2023 was a turning point in the development of artificial intelligence, from machine learning to deep learning. Applications evolved from discriminative tasks, including text-based sentiment analysis and image-based facial recognition, to generative ones, like ChatGPT and DALL-E. More astonishingly, training data covered applications such as ready-to-present business reports and ready-to-execute software code, in addition to one-dimensional text and two-dimensional graphics. What technological advances are we likely to see in 2024, aside from advances in computer vision and natural language processing?
New connections between data and human creativity and cognition are being made possible by the application of deep learning. One instance is “deep dreaming,” in which imagined scenarios, frequently with fantastical elements, can be combined to create artistic visuals. For example, dragons can fly over winter landscapes according to the creator’s imagination, and they can combine biological qualities learnt from existing animal photographs. While computer-generated art is nothing new (just consider your favorite animated film), data-driven artifacts give the fantastical a realistic touch, and they can be created in a matter of seconds. All who can dream should be able to access art and entertainment.

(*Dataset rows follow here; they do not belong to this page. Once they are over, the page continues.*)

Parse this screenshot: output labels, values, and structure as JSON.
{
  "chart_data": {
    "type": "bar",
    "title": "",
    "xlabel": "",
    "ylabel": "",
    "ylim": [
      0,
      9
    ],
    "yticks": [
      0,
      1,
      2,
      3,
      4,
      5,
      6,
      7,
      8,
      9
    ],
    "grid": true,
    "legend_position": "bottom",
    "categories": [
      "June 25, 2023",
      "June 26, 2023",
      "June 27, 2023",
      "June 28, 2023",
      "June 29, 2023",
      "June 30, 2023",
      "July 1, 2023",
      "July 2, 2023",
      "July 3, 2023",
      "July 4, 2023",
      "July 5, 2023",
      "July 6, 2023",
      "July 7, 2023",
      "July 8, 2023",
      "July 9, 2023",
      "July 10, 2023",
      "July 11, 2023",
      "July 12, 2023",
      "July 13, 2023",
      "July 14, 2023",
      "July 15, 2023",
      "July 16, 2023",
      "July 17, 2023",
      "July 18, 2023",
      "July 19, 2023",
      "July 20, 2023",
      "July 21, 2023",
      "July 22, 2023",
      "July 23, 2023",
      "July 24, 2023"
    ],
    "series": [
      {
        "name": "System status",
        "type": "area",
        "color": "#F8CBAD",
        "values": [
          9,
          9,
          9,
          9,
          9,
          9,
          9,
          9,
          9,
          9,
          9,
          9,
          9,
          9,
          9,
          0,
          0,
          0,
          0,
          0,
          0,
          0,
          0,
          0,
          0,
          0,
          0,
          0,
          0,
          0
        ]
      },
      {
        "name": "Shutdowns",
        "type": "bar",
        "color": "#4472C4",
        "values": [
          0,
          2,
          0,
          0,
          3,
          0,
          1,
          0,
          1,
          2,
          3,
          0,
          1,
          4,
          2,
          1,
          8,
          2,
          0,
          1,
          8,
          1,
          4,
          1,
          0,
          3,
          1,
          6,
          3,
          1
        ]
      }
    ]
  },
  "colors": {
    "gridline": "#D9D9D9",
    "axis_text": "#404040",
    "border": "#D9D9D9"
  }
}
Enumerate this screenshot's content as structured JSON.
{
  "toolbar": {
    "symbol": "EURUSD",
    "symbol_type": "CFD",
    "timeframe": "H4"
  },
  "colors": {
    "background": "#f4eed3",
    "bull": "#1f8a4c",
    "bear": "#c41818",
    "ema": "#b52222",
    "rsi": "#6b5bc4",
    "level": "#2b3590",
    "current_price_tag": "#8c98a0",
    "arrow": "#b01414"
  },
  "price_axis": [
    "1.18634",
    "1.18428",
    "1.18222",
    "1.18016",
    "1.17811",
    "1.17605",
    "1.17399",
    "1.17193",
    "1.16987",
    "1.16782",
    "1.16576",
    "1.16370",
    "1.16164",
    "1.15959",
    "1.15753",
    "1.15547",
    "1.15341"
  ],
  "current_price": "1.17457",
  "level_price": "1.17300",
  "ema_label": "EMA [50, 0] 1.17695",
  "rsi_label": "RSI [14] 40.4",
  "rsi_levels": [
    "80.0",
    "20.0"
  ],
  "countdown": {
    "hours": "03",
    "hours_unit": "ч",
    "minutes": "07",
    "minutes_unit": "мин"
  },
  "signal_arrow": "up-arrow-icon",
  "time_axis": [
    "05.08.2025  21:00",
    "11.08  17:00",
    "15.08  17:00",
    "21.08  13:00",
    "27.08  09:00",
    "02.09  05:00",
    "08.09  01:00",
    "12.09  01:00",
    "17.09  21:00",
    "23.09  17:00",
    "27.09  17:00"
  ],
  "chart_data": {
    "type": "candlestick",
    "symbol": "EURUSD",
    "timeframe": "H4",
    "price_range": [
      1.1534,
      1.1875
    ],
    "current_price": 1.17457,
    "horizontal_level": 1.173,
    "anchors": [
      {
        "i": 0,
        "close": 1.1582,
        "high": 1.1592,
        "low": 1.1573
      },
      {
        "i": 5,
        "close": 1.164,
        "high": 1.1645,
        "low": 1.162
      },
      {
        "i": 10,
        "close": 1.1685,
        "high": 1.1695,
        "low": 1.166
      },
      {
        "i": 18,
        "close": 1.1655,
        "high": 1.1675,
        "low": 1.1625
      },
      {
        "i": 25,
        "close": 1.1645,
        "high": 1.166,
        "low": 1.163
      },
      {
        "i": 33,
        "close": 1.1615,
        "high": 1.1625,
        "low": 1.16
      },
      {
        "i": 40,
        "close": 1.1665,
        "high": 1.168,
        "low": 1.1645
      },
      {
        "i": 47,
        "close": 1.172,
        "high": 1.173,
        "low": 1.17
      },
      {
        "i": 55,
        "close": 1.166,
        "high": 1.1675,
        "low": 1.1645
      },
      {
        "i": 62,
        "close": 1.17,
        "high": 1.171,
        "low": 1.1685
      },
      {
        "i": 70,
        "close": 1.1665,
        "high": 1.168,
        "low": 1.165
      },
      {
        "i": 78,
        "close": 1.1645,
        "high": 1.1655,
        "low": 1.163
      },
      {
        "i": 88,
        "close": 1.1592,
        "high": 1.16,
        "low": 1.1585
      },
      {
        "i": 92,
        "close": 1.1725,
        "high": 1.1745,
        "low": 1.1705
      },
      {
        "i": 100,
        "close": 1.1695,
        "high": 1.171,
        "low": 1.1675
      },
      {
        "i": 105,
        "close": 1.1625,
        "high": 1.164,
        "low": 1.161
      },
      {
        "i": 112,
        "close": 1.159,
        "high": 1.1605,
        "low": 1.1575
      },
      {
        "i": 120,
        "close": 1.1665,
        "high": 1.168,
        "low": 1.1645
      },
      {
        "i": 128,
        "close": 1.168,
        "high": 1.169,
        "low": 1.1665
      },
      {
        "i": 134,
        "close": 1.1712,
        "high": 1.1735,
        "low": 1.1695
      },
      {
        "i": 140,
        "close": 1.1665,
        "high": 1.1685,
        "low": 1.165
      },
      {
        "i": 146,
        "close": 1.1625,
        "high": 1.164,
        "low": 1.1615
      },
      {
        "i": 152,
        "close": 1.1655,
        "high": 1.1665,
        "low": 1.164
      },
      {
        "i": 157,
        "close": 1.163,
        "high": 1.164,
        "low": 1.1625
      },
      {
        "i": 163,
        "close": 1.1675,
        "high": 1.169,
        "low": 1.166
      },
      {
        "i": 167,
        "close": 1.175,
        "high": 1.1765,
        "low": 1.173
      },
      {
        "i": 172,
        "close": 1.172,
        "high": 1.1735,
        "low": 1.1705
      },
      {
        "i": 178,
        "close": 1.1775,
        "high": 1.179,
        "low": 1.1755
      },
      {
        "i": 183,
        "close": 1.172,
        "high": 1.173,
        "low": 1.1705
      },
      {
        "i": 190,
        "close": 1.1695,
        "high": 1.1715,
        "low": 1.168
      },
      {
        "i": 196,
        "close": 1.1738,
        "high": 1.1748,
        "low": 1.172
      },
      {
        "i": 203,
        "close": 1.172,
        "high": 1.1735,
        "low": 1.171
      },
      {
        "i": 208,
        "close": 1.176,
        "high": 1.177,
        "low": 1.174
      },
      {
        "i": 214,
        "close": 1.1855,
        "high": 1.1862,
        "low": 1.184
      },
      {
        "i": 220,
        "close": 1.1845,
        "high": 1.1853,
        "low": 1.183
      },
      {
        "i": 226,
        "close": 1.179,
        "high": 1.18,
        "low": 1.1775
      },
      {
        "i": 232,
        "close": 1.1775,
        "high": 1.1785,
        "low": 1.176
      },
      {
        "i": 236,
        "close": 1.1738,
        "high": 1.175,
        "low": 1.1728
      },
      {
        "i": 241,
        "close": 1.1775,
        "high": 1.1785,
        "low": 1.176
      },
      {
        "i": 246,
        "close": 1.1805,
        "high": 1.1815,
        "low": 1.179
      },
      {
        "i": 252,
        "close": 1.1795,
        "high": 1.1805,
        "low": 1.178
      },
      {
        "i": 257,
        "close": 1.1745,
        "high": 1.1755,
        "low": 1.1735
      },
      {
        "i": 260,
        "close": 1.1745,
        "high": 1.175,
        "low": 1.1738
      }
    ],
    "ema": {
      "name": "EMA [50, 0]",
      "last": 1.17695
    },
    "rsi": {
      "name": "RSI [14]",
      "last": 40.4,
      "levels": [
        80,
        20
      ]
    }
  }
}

When we consider human comprehension and understanding, we consider education and higher education. For a long time, psychologists have proposed that learners possess many forms of intelligences, such as visual, logical, etc. Efficient integration of these into personalized learning journeys has proven to be a difficulty. Deep Learning provides one example. It is easy to generate assignments in a variety of styles and difficulty levels. Analogously, grading can be automated. Everything is set up and ready. Individualizing not only assessments but entire learning journeys is the next step. It is possible to customize the topic to be emphasized based on the strengths and weaknesses of the receiving student. To every one, a personally chosen textbook.
Deep Learning also does exceptionally well at handling complexity. This is due to the technology’s capacity to process and synthesize many types of information, which is one of its distinguishing features. It is proving to be useful in sectors where multimodal data is available. Take finance, for example. Balance sheets, stock prices, analyst reports, fraud indicators, and many other formats are examples of data formats. It has always been useful to have predictive algorithms that combine all of this data into risk scenarios and market estimates. However, they may now be produced rapidly and utilize a large amount of data. We should be safer in spite of the financial and economic unrest.
The world’s two biggest democracies, the United States and India, will hold national elections in 2024. Deep Learning finds fertile ground in the complexity of electioneering. Political parties can analyze data from social media, for example, to determine which way the winds are blowing and then produce material to win over supporters and win over undecided voters. Psephologists can produce more comprehensive forecasts of election outcomes as well as more detailed projections at the granular level by examining historical voting patterns and demographic trends. But great power also comes with enormous responsibility when it comes to Deep Learning. It will also grow harder to distinguish between real news and phony news.
Everything in this points directly toward a new skill set based on machine learning. Developing user-friendly applications, frequently for mobile and edge devices, is one of the components. Other elements include: (i) the capacity to work securely with distributed and federated data; (ii) comfort levels with model workflows, especially on the cloud; (iii) building user-friendly applications; and (iv) sharing the approach and outcomes, or “explainable AI.”
Working with and developing huge language models, together with the tokens, embeddings, and transformers that go along with it, are already opportunities for the more seasoned; this will only get better.
Much has been written about how the new AI that Deep Learning has produced is already altering the nature of labor. It appears that impacted professions, including as music and literature, which were formerly seen as creative and non-technical, are affected. Similar to email and cell phones, professionals in all professions will probably need to have some experience with generative AI. It appears that a significant degree of basic upskilling is anticipated by 2024.